I cried. Hard. To know that there’s a name, it’s curable, I’m not in danger of exploding organs, and that I wasn’t wrong, I wasn’t wrong at all about the pain meds being the answer until I got fit. I was relieved, angry, and happy, all in one go.
Also, I have IBS-A, not C. It means depending on the day and the food, it can clog me up or rush right through me. That was surprising to learn, too.
So there’s my health update. I just hope my family doctor finally understands and prescribes me the pain meds I need. I like her and don’t want to have to change doctors, you know?
Terry and I have been slightly strained by this, but only on my side. I’ve had to see him weep because of my pain, and that also makes me want to die. Causing the man I love to weep for me is the most painful thing I’ve ever had to see. I don’t blame him or anything like that. I just can’t stand to make someone cry, especially those I’ve loved. It should be needless to say that I’ve offered him an open door and he can leave me any time, no questions asked, should this illness get too much to control. And I mean it. I would miss him, my heart would break, but if it meant he was happy, I would be okay. The thing is, it’s not what he wants. For him, according to him, being away from me, being apart while I’m in that pain, is far more painful than anything else. His inability to cure me makes him weep.
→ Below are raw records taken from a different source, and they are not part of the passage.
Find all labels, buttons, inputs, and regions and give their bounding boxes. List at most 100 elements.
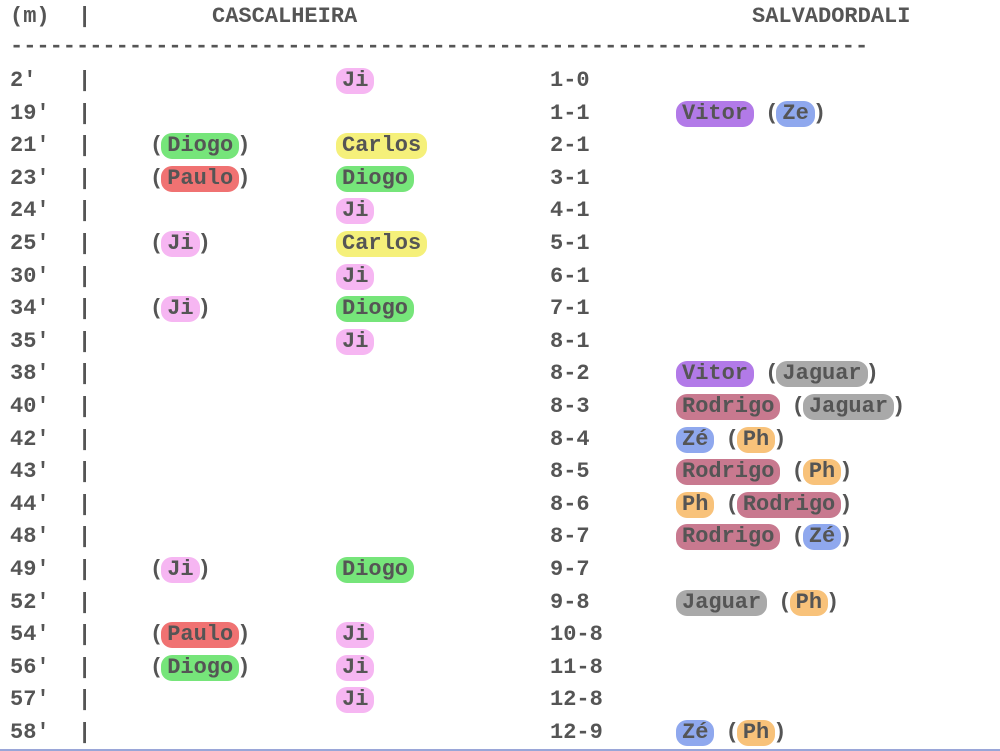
- row-divider: |: [78, 100, 92, 126]
- away-goal: Zé (Ph): [676, 717, 786, 749]
- row-divider: |: [78, 394, 92, 419]
- away-assist-player: Jaguar: [802, 394, 895, 420]
- away-scorer-player: Zé: [676, 720, 715, 746]
- home-scorer-player: Ji: [336, 198, 375, 225]
- home-assist-player: Ji: [161, 296, 200, 323]
- home-team-name: CASCALHEIRA: [212, 4, 358, 29]
- row-divider: |: [78, 328, 92, 354]
- away-assist-player: Rodrigo: [736, 491, 842, 518]
- home-assist-player: Paulo: [161, 622, 240, 649]
- home-scorer: Diogo: [336, 293, 415, 325]
- home-assist: (Diogo): [150, 652, 250, 684]
- row-divider: |: [78, 426, 92, 452]
- goal-row: 58' | 12-9 Zé (Ph): [0, 717, 1000, 749]
- minute: 43': [10, 459, 50, 485]
- goal-row: 42' | 8-4 Zé (Ph): [0, 424, 1000, 456]
- minute: 44': [10, 491, 50, 517]
- goal-row: 19' | 1-1 Vitor (Ze): [0, 98, 1000, 130]
- away-assist-player: Jaguar: [776, 361, 868, 388]
- home-assist: (Ji): [150, 228, 211, 260]
- paren-open: (: [778, 394, 805, 419]
- home-scorer: Carlos: [336, 228, 428, 260]
- paren-open: (: [752, 361, 779, 387]
- home-scorer-player: Diogo: [336, 165, 415, 192]
- paren-open: (: [150, 654, 164, 680]
- paren-close: ): [892, 394, 906, 419]
- goal-row: 21' | 2-1 (Diogo) Carlos: [0, 130, 1000, 162]
- away-goal: Ph (Rodrigo): [676, 489, 852, 521]
- paren-open: (: [150, 231, 164, 256]
- goal-row: 56' | 11-8 (Diogo) Ji: [0, 652, 1000, 684]
- score: 8-2: [550, 361, 590, 387]
- paren-open: (: [150, 622, 164, 648]
- home-scorer: Diogo: [336, 163, 415, 195]
- home-assist-player: Diogo: [161, 133, 240, 160]
- row-divider: |: [78, 687, 92, 713]
- row-divider: |: [78, 165, 92, 191]
- away-team-name: SALVADORDALI: [752, 4, 911, 29]
- home-assist: (Paulo): [150, 163, 250, 195]
- row-divider: |: [78, 198, 92, 224]
- row-divider: |: [78, 263, 92, 289]
- minute: 57': [10, 687, 50, 713]
- away-assist-player: Ph: [736, 720, 776, 746]
- minute: 23': [10, 165, 50, 191]
- score: 1-0: [550, 68, 590, 93]
- away-assist-player: Ph: [789, 589, 829, 616]
- paren-close: ): [865, 361, 879, 387]
- goal-row: 54' | 10-8 (Paulo) Ji: [0, 619, 1000, 651]
- score: 5-1: [550, 231, 590, 256]
- score: 2-1: [550, 133, 590, 159]
- paren-close: ): [839, 524, 853, 550]
- paren-open: (: [712, 491, 739, 517]
- home-assist: (Diogo): [150, 130, 250, 162]
- row-divider: |: [78, 361, 92, 387]
- score: 6-1: [550, 263, 590, 289]
- paren-close: ): [826, 589, 840, 615]
- score: 8-1: [550, 328, 590, 354]
- away-scorer-player: Rodrigo: [676, 394, 781, 420]
- home-scorer-player: Ji: [336, 263, 375, 290]
- home-scorer: Ji: [336, 652, 375, 684]
- away-scorer-player: Vitor: [676, 361, 755, 388]
- minute: 56': [10, 654, 50, 680]
- header-divider: |: [78, 4, 92, 29]
- minute: 48': [10, 524, 50, 550]
- goal-row: 38' | 8-2 Vitor (Jaguar): [0, 358, 1000, 390]
- home-scorer: Ji: [336, 619, 375, 651]
- minute: 54': [10, 622, 50, 648]
- home-assist-player: Diogo: [161, 654, 240, 681]
- score: 7-1: [550, 296, 590, 322]
- goal-row: 25' | 5-1 (Ji) Carlos: [0, 228, 1000, 260]
- paren-open: (: [752, 100, 779, 126]
- bottom-border: [0, 749, 1000, 751]
- score: 3-1: [550, 165, 590, 191]
- home-assist-player: Ji: [161, 231, 200, 257]
- minute: 40': [10, 394, 50, 419]
- home-scorer-player: Carlos: [336, 231, 428, 257]
- home-scorer-player: Ji: [336, 68, 375, 94]
- home-scorer-player: Diogo: [336, 557, 415, 583]
- minute-column-header: (m): [10, 4, 50, 29]
- row-divider: |: [78, 589, 92, 615]
- paren-close: ): [197, 557, 211, 582]
- home-scorer: Carlos: [336, 130, 428, 162]
- goal-row: 23' | 3-1 (Paulo) Diogo: [0, 163, 1000, 195]
- away-goal: Rodrigo (Zé): [676, 521, 853, 553]
- home-scorer: Ji: [336, 261, 375, 293]
- home-assist-player: Ji: [161, 557, 200, 583]
- goal-row: 24' | 4-1 Ji: [0, 195, 1000, 227]
- score: 1-1: [550, 100, 590, 126]
- paren-close: ): [237, 622, 251, 648]
- score: 8-4: [550, 426, 590, 452]
- home-scorer: Ji: [336, 195, 375, 227]
- goal-row: 44' | 8-6 Ph (Rodrigo): [0, 489, 1000, 521]
- score: 8-3: [550, 394, 590, 419]
- paren-close: ): [237, 133, 251, 159]
- minute: 42': [10, 426, 50, 452]
- away-scorer-player: Vitor: [676, 100, 755, 127]
- paren-open: (: [150, 165, 164, 191]
- minute: 24': [10, 198, 50, 224]
- score: 8-7: [550, 524, 590, 550]
- minute: 2': [10, 68, 37, 93]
He even admitted to wanting to fly me to some country just to get my gallbladder removed and to see if it helps.
I want to marry this man so desperately, but what I have never realised until recently is that, in all but legality, we’re already married. For us, it really is in sick and in health. I love him so much,
I think that’s a good update for today, save one more thing: writing. I’m going to try to write here daily from now on, even if it’s one line or a line of cussing. I think it’s important to not only document my life, but to also write. Additionally, I plan on brushing off the dust of my sister page to this one, my writing one, and post a few stories. They’d be unpolished first drafts, but at least they’d be a taste of how I write, which is something!
I’m going to try to stay positive. Life is too short for the alternative.